CHRIS PRONGER: No, I don't think so. I think Peter's obviously been there in one, too. And all Playoff long he's done a great job of making sure that guys keep their eye on the prize and don't look too far ahead. Don't look back at what's happened through the course of the year.
We need to look at where we are at right now in the next game, the next shift. And don't look too far ahead. We have to get the first win. You can't get forward without the first one. We need to focus on Game 1 and the rest of it doesn't matter at this stage. We've got to keep our mind on that Game 1 and that's it.

Q. After finishing up practice today, and you're out here on this ice, you see the Stanley Cup Final logo and all that, how much do you want to get going and play this game tomorrow.
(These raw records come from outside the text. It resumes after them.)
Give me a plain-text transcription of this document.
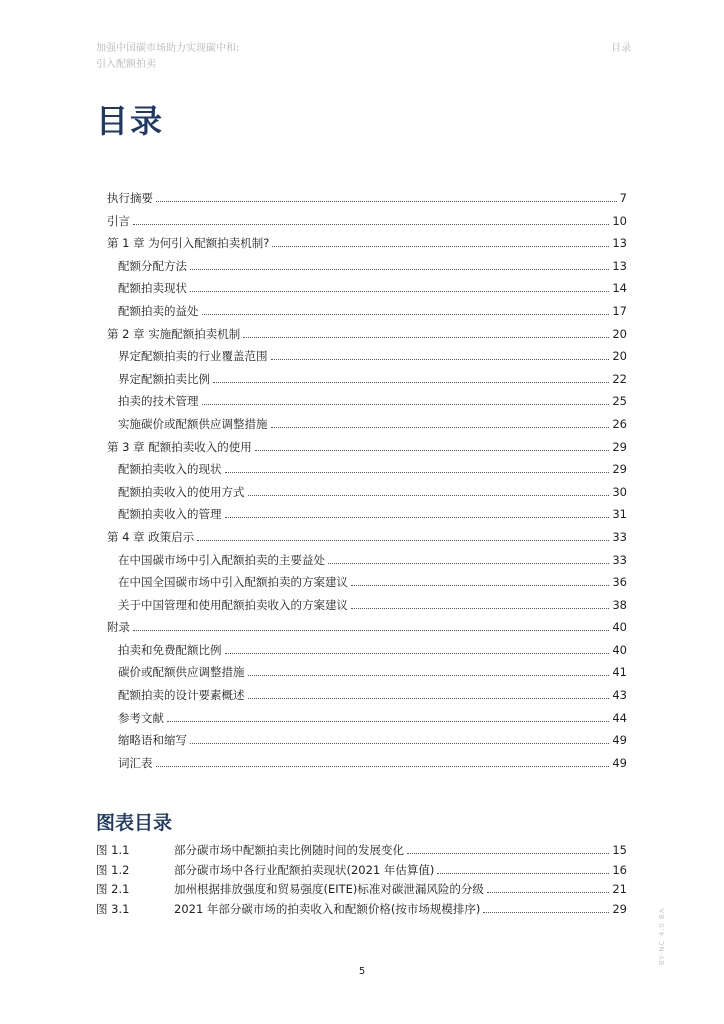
加强中国碳市场助力实现碳中和:
引入配额拍卖
目录
目录
执行摘要	7
引言	10
第 1 章 为何引入配额拍卖机制?	13
配额分配方法	13
配额拍卖现状	14
配额拍卖的益处	17
第 2 章 实施配额拍卖机制	20
界定配额拍卖的行业覆盖范围	20
界定配额拍卖比例	22
拍卖的技术管理	25
实施碳价或配额供应调整措施	26
第 3 章 配额拍卖收入的使用	29
配额拍卖收入的现状	29
配额拍卖收入的使用方式	30
配额拍卖收入的管理	31
第 4 章 政策启示	33
在中国碳市场中引入配额拍卖的主要益处	33
在中国全国碳市场中引入配额拍卖的方案建议	36
关于中国管理和使用配额拍卖收入的方案建议	38
附录	40
拍卖和免费配额比例	40
碳价或配额供应调整措施	41
配额拍卖的设计要素概述	43
参考文献	44
缩略语和缩写	49
词汇表	49
图表目录
图 1.1	部分碳市场中配额拍卖比例随时间的发展变化	15
图 1.2	部分碳市场中各行业配额拍卖现状(2021 年估算值)	16
图 2.1	加州根据排放强度和贸易强度(EITE)标准对碳泄漏风险的分级	21
图 3.1	2021 年部分碳市场的拍卖收入和配额价格(按市场规模排序)	29
5
BY-NC 4.0 BA
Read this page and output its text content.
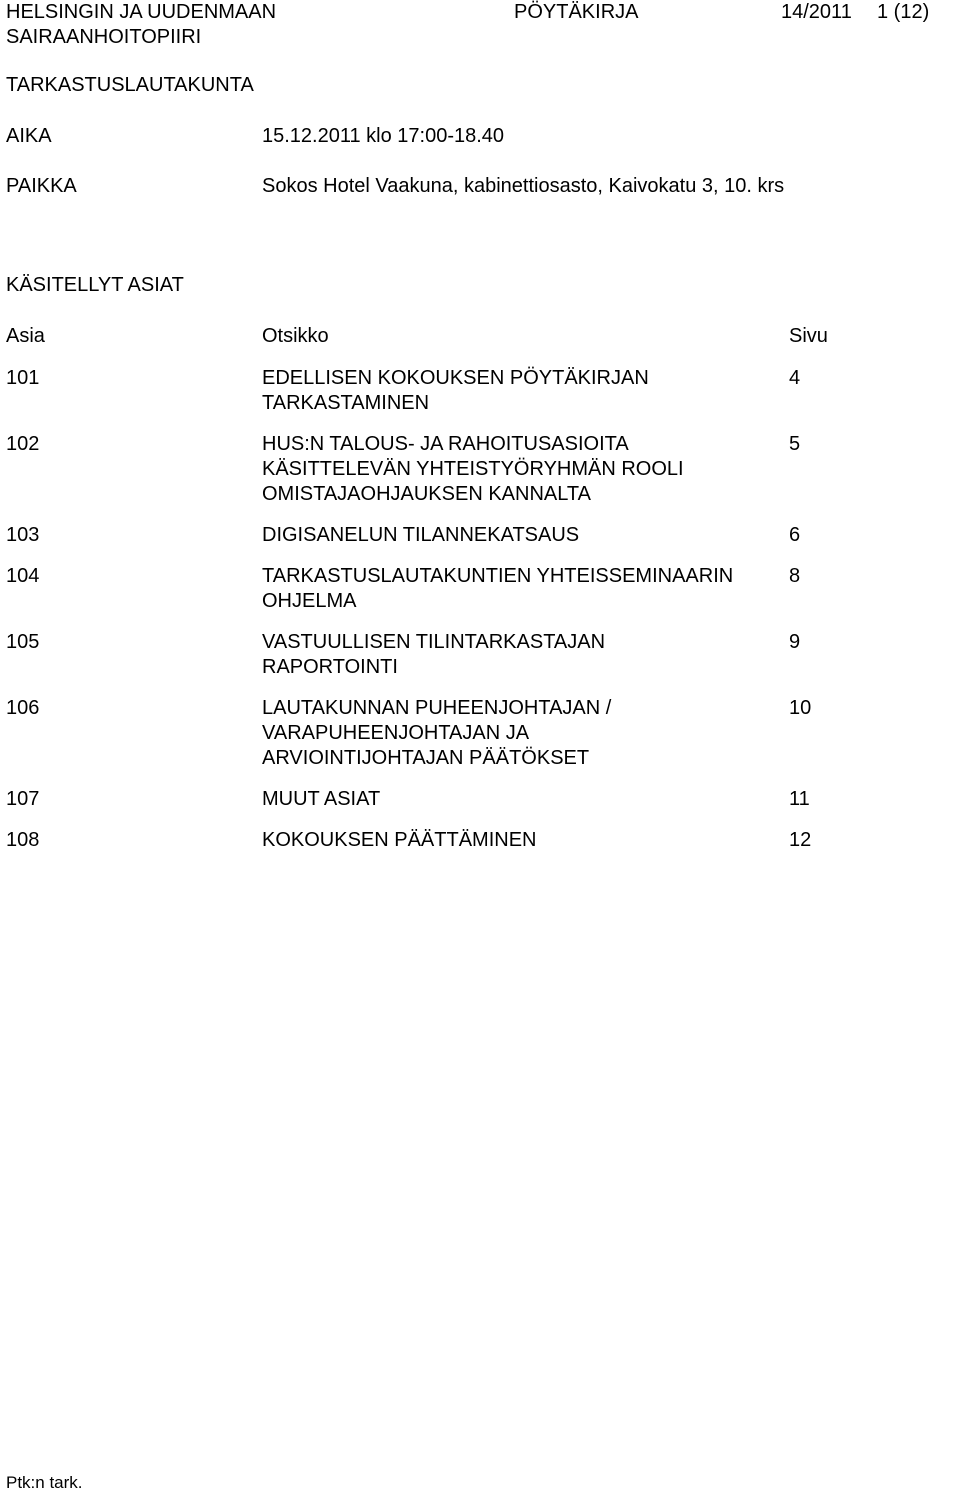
HELSINGIN JA UUDENMAAN
SAIRAANHOITOPIIRI
PÖYTÄKIRJA	14/2011 1 (12)
TARKASTUSLAUTAKUNTA
AIKA	15.12.2011 klo 17:00-18.40
PAIKKA	Sokos Hotel Vaakuna, kabinettiosasto, Kaivokatu 3, 10. krs
KÄSITELLYT ASIAT
Asia	Otsikko	Sivu
101	EDELLISEN KOKOUKSEN PÖYTÄKIRJAN
TARKASTAMINEN	4
102	HUS:N TALOUS- JA RAHOITUSASIOITA
KÄSITTELEVÄN YHTEISTYÖRYHMÄN ROOLI
OMISTAJAOHJAUKSEN KANNALTA	5
103	DIGISANELUN TILANNEKATSAUS	6
104	TARKASTUSLAUTAKUNTIEN YHTEISSEMINAARIN
OHJELMA	8
105	VASTUULLISEN TILINTARKASTAJAN
RAPORTOINTI	9
106	LAUTAKUNNAN PUHEENJOHTAJAN /
VARAPUHEENJOHTAJAN JA
ARVIOINTIJOHTAJAN PÄÄTÖKSET	10
107	MUUT ASIAT	11
108	KOKOUKSEN PÄÄTTÄMINEN	12
Ptk:n tark.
How excited are you to get it going?
CHRIS PRONGER: I think everybody's ready to go. We've had four days off now to kind of practice and prepare and get ready and do all the media stuff with you guys and get it all taken care of now. And we can kind of give you the Heisman later on here.
I think everybody's chomping at the bit to, we've had enough practice. This time of year practice isn't real huge for us. We just want to get to the games and competing and get back in the swing of things. So tomorrow probably can't get fast enough for the guys.

Q. Bettman was just talking looks like it's questionable, 2014 Sochi will the NHL will be a part of it, how tough will it be on you as a player to maybe be kept out of the Olympics?
CHRIS PRONGER: That's four years away, and that's probably a better question for the CBA committee, and the PA in the league. That's a long ways off. I'm not really focused on the Olympics right now.

Q. Laperriere said yesterday he thinks Chicago has the best power play by far of any teams you've faced in the Playoffs. What particular challenges do the Blackhawks bring on the power play?
CHRIS PRONGER: Confidence, number one. Number two, they've got a lot of different options. They can work it high. They can work it low. They work it high to low and take it to the net.
They've obviously got a guy who is very good at screening the goalie, and they've got a very slick half-wall guy who can make plays cross ice make plays down low and has a very sneaky shot off the half wall, and Toews comes out of the corner, very good around the net making plays and putting pucks in the net.
And you've got Sharp backdoor, one-timer, kind of roaming around over there, looking for seams in loose areas. And obviously Duncan up top with a great shot, seems to be getting everything through. We need to do a good job of getting in shooting lanes and blocking shots because he seems to find a way to get it through.